这是一份收购案的绝密档案。
五年前,沈家破产,父亲跳楼,母亲疯癫。
所有人都说是沈家经营不善,资金链断裂。
谢砚辞这时候出现,替沈家还了债,收养了沈安,娶了我。
所有人都说他是我的救世主。
我也这么以为。
我把他当成神,当成光,当成这辈子唯一的依靠。
我翻开文件。
每一页,都是谢砚辞针对沈家布局的证据。
甚至连父亲的死,都是他一手策划的逼迫。
最后的一页,是一张体检报告。
谢柔的。
【肾脏衰竭,需尽快进行移植手术。】
下面是一行批注:
【供体已锁定:沈宁。匹配度:99%。】
【备注:需长期控制供体情绪,保持身体健康,待时机成熟进行摘除。】
轰隆一声。
窗外打了个雷。
原来这五年,我不是“金丝雀”,不是“替身”,甚至不是一个“人”。
他娶我,不是因为爱,也不是因为愧疚。
是为了他的“信仰”能活下去。
他给沈安治病,不是因为仁慈。
是为了拿捏我的软肋,让我乖乖听话,哪怕被抽干了血也不敢跑。
我冲进洗手间,对着马桶干呕。
我抬起头,看着镜子里的自己。
脸色惨白,眼窝深陷。
这就是谢砚辞想要的吗?
一个健康的、听话的、随时可以去死的备件。
我端起那锅汤,倒进了旁边的绿植盆栽里。
滚烫的鸡汤浇下去,娇贵的兰花瞬间萎靡。
谢砚辞,既然你要我的肾。
那我就把你的心,连同你的“信仰”。
一起挖出来。
随后我拨通一个号码,对面传来一道慵懒的男音。
“哪位?”
“我是沈宁。”对面沉默了两秒。
随即传来一声轻笑。
“稀客啊,谢太太找我有什么指教?难道是谢砚辞不行了,你想改嫁?”
“我想送你一份大礼。”
我看着窗外灰蒙蒙的天空。
“明晚八点,魅色酒吧,V8包厢。”
“我等你。”
“好,只你我?”“只你我。

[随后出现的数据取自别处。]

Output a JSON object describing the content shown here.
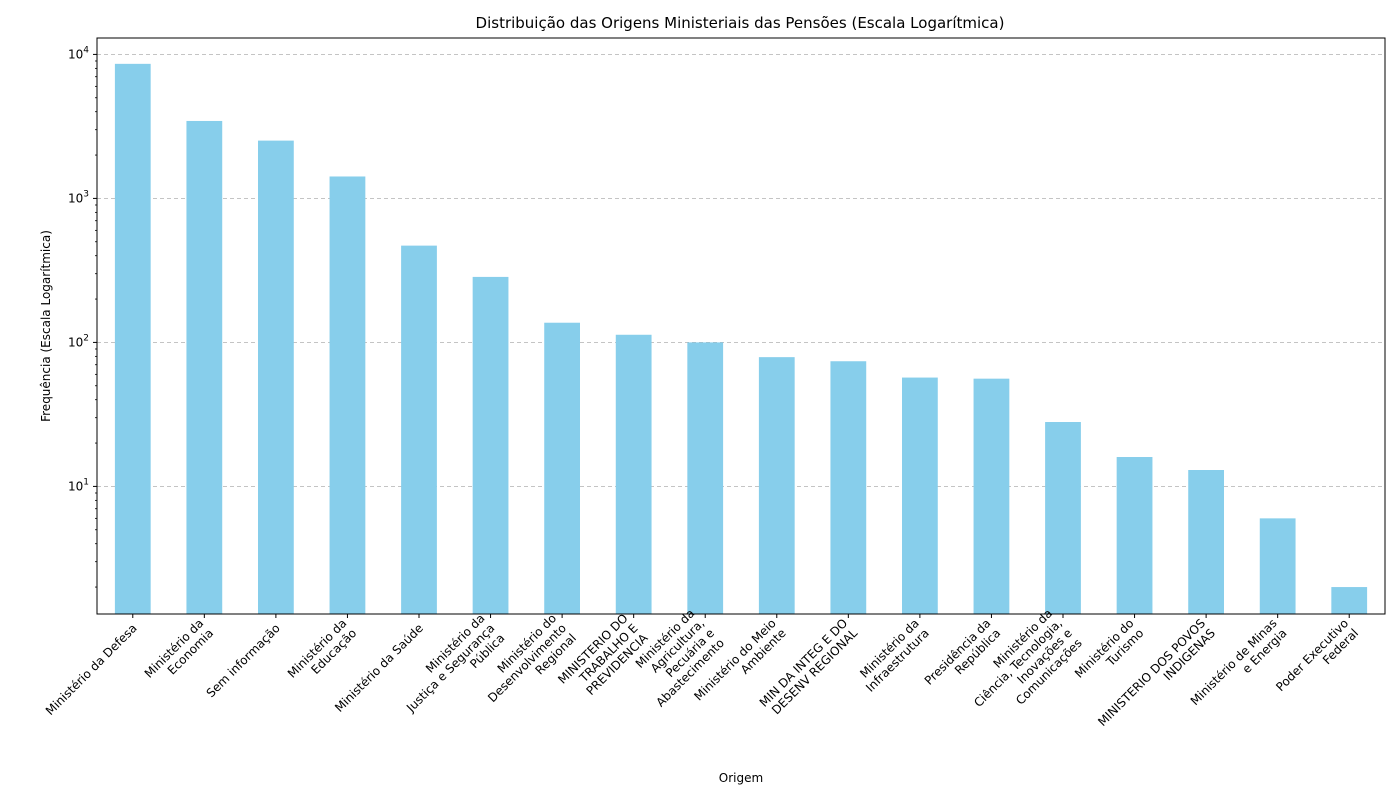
{
  "chart_data": {
    "type": "bar",
    "title": "Distribuição das Origens Ministeriais das Pensões (Escala Logarítmica)",
    "xlabel": "Origem",
    "ylabel": "Frequência (Escala Logarítmica)",
    "yscale": "log",
    "ylim": [
      1.3,
      13000
    ],
    "yticks": [
      {
        "value": 10,
        "exp": "1"
      },
      {
        "value": 100,
        "exp": "2"
      },
      {
        "value": 1000,
        "exp": "3"
      },
      {
        "value": 10000,
        "exp": "4"
      }
    ],
    "ytick_base": "10",
    "grid": "y-dashed",
    "bar_color": "#87CEEB",
    "categories": [
      [
        "Ministério da Defesa"
      ],
      [
        "Ministério da",
        "Economia"
      ],
      [
        "Sem informação"
      ],
      [
        "Ministério da",
        "Educação"
      ],
      [
        "Ministério da Saúde"
      ],
      [
        "Ministério da",
        "Justiça e Segurança",
        "Pública"
      ],
      [
        "Ministério do",
        "Desenvolvimento",
        "Regional"
      ],
      [
        "MINISTERIO DO",
        "TRABALHO E",
        "PREVIDENCIA"
      ],
      [
        "Ministério da",
        "Agricultura,",
        "Pecuária e",
        "Abastecimento"
      ],
      [
        "Ministério do Meio",
        "Ambiente"
      ],
      [
        "MIN DA INTEG E DO",
        "DESENV REGIONAL"
      ],
      [
        "Ministério da",
        "Infraestrutura"
      ],
      [
        "Presidência da",
        "República"
      ],
      [
        "Ministério da",
        "Ciência, Tecnologia,",
        "Inovações e",
        "Comunicações"
      ],
      [
        "Ministério do",
        "Turismo"
      ],
      [
        "MINISTERIO DOS POVOS",
        "INDIGENAS"
      ],
      [
        "Ministério de Minas",
        "e Energia"
      ],
      [
        "Poder Executivo",
        "Federal"
      ]
    ],
    "values": [
      8600,
      3450,
      2520,
      1420,
      470,
      285,
      137,
      113,
      100,
      79,
      74,
      57,
      56,
      28,
      16,
      13,
      6,
      2
    ]
  }
}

”
第5章
凌晨两点。
楼下传来引擎声。
我躺在床上,闭着眼,调整呼吸。
房门被推开。
一股浓重的酒气混合着香水味涌进来。
那是谢柔常用的香水,也是今晚我没资格去闻的味道。
床垫陷下去一块。
谢砚辞坐在床边。
他伸手,带着凉意的手指抚上我的脸。
“睡了?”声音有些哑。
我睁开眼,眼神迷离,装作刚醒的样子。
“嗯......你回来了。”
我甚至主动蹭了蹭他的掌心。
谢砚辞显然愣了一下。
这五年,每次他晚归,我都会闹别扭,或者背对着他不说话。
从来没有这么顺从过。“怎么没发脾气?”
他收回手,解开领带,随手扔在地上。
“王妈说你把汤倒了。”
我坐起来,揉了揉眼睛。
“汤凉了,我想着重新熬一锅,结果不小心烫了手,把花盆给砸了。”
我伸出右手。
手背上一大片红肿,起了几个燎泡。
这是我刚才故意用开水烫的。
为了让他信,这点疼算什么。
谢砚辞的视线落在我的手上。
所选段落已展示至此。